Jack Kerouac, who died in 1969 at age 47, was the model for the Beat look, an image he’s said to have created while in the Navy when he bucked tradition by wearing chino jeans, a white T-shirt, and leather jacket. This former football player was also, by some recent accounts, a “homosexual homophobe” who also became a sexist, racist drunk and all manner of anti-social creature due perhaps to his inability to acknowledge his queer side. (Critic Julie Burchill, trashing On the Road as overrated, recently called him a “stoned fag too doped to get out of the closet.”) The film shows him in every imaginable guise – from gorgeous young hunk to slightly psycho interviewee (with “straight queen” William Buckley, no less) to glassy-eyed wreck.
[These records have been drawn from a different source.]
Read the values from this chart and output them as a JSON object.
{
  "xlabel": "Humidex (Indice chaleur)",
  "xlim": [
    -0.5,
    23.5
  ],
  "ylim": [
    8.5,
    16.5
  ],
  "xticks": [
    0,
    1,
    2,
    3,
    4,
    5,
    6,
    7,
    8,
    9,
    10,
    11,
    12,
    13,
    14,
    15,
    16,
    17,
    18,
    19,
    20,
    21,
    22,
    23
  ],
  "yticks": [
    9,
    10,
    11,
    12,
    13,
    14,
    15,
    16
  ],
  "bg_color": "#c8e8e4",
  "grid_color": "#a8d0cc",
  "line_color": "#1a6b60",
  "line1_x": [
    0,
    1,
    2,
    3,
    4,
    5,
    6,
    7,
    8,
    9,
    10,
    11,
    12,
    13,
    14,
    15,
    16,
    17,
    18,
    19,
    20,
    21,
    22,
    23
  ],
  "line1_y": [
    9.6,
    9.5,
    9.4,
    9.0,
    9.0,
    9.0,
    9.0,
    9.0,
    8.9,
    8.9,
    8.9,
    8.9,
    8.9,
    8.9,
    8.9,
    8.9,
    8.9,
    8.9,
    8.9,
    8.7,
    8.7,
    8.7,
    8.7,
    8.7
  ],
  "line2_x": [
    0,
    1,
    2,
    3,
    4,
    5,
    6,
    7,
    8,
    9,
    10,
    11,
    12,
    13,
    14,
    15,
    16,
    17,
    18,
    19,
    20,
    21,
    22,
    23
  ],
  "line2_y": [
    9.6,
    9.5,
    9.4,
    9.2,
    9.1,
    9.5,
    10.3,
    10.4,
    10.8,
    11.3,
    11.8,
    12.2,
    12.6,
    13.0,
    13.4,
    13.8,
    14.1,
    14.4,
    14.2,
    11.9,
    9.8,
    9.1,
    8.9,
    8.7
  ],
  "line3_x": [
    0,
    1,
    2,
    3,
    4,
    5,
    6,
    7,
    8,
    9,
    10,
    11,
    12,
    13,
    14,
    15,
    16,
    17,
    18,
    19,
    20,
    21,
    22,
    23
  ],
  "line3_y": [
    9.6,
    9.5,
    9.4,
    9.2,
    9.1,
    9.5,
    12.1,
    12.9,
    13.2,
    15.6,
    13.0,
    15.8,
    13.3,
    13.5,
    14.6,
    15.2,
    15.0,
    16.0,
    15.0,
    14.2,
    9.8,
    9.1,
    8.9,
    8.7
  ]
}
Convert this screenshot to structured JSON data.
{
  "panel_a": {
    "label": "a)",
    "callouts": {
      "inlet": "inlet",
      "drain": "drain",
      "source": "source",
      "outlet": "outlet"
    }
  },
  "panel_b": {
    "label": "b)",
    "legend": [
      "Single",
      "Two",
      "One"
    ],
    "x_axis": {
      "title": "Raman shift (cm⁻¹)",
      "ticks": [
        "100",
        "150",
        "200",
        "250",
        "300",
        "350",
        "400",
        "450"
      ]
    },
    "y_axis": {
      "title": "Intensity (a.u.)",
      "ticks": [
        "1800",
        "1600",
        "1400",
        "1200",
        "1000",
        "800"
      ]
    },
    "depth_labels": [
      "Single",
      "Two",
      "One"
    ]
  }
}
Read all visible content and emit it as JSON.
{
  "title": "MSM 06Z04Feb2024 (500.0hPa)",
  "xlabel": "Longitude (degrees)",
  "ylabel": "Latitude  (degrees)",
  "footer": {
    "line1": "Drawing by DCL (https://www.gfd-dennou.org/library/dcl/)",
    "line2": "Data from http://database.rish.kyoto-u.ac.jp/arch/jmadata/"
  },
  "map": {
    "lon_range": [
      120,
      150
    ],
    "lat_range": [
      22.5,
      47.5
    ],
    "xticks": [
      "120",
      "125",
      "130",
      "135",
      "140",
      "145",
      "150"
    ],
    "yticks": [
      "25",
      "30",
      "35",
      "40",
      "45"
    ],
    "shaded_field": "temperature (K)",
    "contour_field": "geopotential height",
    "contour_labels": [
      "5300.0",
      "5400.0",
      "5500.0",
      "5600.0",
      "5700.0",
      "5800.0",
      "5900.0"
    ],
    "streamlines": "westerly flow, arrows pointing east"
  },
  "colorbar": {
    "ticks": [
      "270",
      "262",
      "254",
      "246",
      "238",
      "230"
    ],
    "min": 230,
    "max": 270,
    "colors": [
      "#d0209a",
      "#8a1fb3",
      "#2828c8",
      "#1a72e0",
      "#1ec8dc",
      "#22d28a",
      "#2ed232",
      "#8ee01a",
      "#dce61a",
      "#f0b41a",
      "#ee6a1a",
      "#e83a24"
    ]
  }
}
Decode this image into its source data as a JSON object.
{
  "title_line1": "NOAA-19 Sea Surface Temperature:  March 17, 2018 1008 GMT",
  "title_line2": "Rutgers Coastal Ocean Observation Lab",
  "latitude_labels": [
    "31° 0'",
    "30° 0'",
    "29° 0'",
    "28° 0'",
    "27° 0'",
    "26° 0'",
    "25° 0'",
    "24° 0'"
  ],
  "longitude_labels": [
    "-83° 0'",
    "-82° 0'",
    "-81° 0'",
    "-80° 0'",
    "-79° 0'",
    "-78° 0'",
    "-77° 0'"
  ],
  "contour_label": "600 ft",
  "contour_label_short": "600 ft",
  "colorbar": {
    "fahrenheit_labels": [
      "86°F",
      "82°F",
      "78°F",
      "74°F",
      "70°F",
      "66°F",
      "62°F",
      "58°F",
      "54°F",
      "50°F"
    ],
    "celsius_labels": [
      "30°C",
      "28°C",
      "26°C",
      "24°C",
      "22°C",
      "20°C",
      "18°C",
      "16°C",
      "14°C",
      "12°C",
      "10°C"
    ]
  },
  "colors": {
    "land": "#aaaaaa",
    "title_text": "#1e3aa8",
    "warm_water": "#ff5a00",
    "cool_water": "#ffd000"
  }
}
Surprisingly, Ginsberg, at least in the film, avoids saying what most in their circle knew – that he had indeed slept with Kerouac, as had, again by recent accounts, Gore Vidal, Neal Cassady, and, toward the end of his life, “hundreds of men.” Ginsberg leaves it with a coy “I had a crush on him.”

All things good and bad must come to an end, and the Beats were no exception. As a mock-shocked Ed Sanders says, when the ’60s arrived, “All of a sudden you were no longer a beatnik, you were a hippie!”